Миша соскочил на тротуар и жалобно пробормотал, мгновенно превращаясь из Рэмбо в обиженного мальчика:

– Да ведь я у этого придурка жену увел… в смысле по ее просьбе!


Да, среди видов услуг, которые оказывала «Агата Кристи», была и такая: создание ситуации, провоцирующей нерешительного супруга к решительным действиям. Не далее как три месяца назад Миша участвовал в подставке, возымевшей сокрушительный эффект. Этот самый бритоголовый, застигнув супругу на месте преступления, сначала попытался убить ее с любовником, однако наткнулся на непреодолимые препятствия в виде Мишиных кулаков и действий охранного агентства «Терминатор», а потому рассудил, что жизнь дороже и на распутной бабе свет клином не сошелся. Он подал на развод, дама мгновенно обрела свободу и уже готовилась к новому всплеску семейного счастья. Бритоголовый доселе выглядел вполне довольным жизнью и свободой, однако вдруг его разобрало. По-прежнему ли он видел в Мише Сталлоне этакого злого разлучника или подоплека случившегося наконец стала ему понятна? Судя по репликам, последнее вполне могло иметь место. Впрочем, об истинных причинах происшедшего можно было только гадать, а заодно и лить слезы над загубленным заданием.


– Ну и что мне с вами обоими теперь делать? – спросил Грушин. – Вот уж правда что: сеанс черной магии с ее полным и окончательным разоблачением!

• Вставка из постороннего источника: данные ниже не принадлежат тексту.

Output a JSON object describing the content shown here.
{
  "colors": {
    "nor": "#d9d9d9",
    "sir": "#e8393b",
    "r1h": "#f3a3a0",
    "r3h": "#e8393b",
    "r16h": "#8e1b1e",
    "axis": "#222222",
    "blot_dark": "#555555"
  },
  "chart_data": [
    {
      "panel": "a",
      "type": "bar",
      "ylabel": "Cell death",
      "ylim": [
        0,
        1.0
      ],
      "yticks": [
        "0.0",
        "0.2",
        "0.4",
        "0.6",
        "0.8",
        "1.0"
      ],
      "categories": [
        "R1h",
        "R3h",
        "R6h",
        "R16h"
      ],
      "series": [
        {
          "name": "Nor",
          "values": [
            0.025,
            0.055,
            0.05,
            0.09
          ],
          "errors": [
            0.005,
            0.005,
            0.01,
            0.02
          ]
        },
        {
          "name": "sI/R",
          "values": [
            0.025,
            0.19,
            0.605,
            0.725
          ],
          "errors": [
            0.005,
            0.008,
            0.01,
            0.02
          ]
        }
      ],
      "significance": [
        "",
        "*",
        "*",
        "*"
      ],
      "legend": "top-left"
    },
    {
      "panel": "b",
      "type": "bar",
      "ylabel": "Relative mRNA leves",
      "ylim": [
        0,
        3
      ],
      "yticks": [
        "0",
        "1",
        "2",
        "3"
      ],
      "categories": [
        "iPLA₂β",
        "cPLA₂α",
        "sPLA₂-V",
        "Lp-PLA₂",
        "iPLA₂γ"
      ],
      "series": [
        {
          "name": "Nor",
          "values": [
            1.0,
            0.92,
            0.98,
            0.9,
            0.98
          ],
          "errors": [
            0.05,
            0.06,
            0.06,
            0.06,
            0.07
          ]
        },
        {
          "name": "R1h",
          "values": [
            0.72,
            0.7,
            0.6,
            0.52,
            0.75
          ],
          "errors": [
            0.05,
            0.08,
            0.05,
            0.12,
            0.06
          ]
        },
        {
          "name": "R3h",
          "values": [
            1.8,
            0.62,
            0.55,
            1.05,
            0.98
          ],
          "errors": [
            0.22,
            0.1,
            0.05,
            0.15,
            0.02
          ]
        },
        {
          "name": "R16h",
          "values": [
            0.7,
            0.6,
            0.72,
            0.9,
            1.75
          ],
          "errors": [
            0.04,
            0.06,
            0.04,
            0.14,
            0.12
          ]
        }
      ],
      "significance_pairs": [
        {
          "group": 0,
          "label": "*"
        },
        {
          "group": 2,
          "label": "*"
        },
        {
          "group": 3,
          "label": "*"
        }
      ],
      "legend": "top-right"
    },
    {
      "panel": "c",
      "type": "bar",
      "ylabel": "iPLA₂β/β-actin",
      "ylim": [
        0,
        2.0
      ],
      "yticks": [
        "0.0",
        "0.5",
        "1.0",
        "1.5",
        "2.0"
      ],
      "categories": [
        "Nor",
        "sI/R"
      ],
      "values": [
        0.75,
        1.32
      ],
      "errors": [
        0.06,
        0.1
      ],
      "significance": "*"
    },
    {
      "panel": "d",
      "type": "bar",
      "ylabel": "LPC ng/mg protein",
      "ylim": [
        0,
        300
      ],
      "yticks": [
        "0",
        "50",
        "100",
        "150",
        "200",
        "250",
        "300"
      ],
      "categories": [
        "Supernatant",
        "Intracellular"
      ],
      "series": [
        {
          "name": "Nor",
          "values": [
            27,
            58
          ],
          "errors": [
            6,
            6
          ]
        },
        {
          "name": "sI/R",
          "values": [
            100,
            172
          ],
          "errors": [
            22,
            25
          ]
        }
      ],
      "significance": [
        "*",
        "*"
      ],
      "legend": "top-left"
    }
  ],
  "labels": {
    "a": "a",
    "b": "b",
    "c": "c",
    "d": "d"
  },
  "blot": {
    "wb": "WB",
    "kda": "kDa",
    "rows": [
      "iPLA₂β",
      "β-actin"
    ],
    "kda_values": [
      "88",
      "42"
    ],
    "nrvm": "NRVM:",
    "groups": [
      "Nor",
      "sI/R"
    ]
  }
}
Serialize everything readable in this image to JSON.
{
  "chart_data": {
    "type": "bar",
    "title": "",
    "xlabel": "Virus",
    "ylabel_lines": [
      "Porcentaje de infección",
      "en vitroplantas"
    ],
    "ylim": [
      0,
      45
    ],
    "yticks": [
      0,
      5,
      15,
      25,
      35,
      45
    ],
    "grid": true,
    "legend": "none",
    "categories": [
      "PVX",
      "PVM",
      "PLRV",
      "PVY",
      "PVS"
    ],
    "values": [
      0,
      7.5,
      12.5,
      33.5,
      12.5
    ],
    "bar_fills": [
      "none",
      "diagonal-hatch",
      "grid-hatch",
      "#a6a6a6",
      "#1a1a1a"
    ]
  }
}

Все они находились в его приемной: провалившийся Миша, не выполнившая задания Женя и Эмма, которая заглянула подать кофейку, да так и застряла на пороге, бросая на виновников жалостливые взгляды, а на Же-ню – жалостливые вдвойне.

– Почему – с вами? – героически произнес Миша. – Делай со мной что хочешь, но Женька тут при чем?

– При том. При нем. При тебе, вернее! – рявкнул шеф. – Какого, спрашивается, лешего ты потащилась за ним из клуба? Не могла остаться там одна, довести до конца работу? Тоже мне, попугаи-неразлучники! Это было твое, твое, твое задание, ты его провалила – в очередной раз, заметь!

– Можешь не кричать, я и так все прекрасно понимаю, – процедила Женя, вскидывая подбородок, словно по нему пришелся удар. – Когда тот бритоголовый меня во всеуслышание пришил к Михаилу, Малявина только что в лицо мне не рассмеялась. У меня создалось впечатление, будто она ожидала слежки, знала или предполагала ее! Ты, кстати, и сам не исключал такую возможность: помнишь, говорил, что меня вечером могли подстерегать по ее наводке? Может быть, Малявин сам ей сболтнул, пригрозил… а она женщина необычайно умная и хитрая!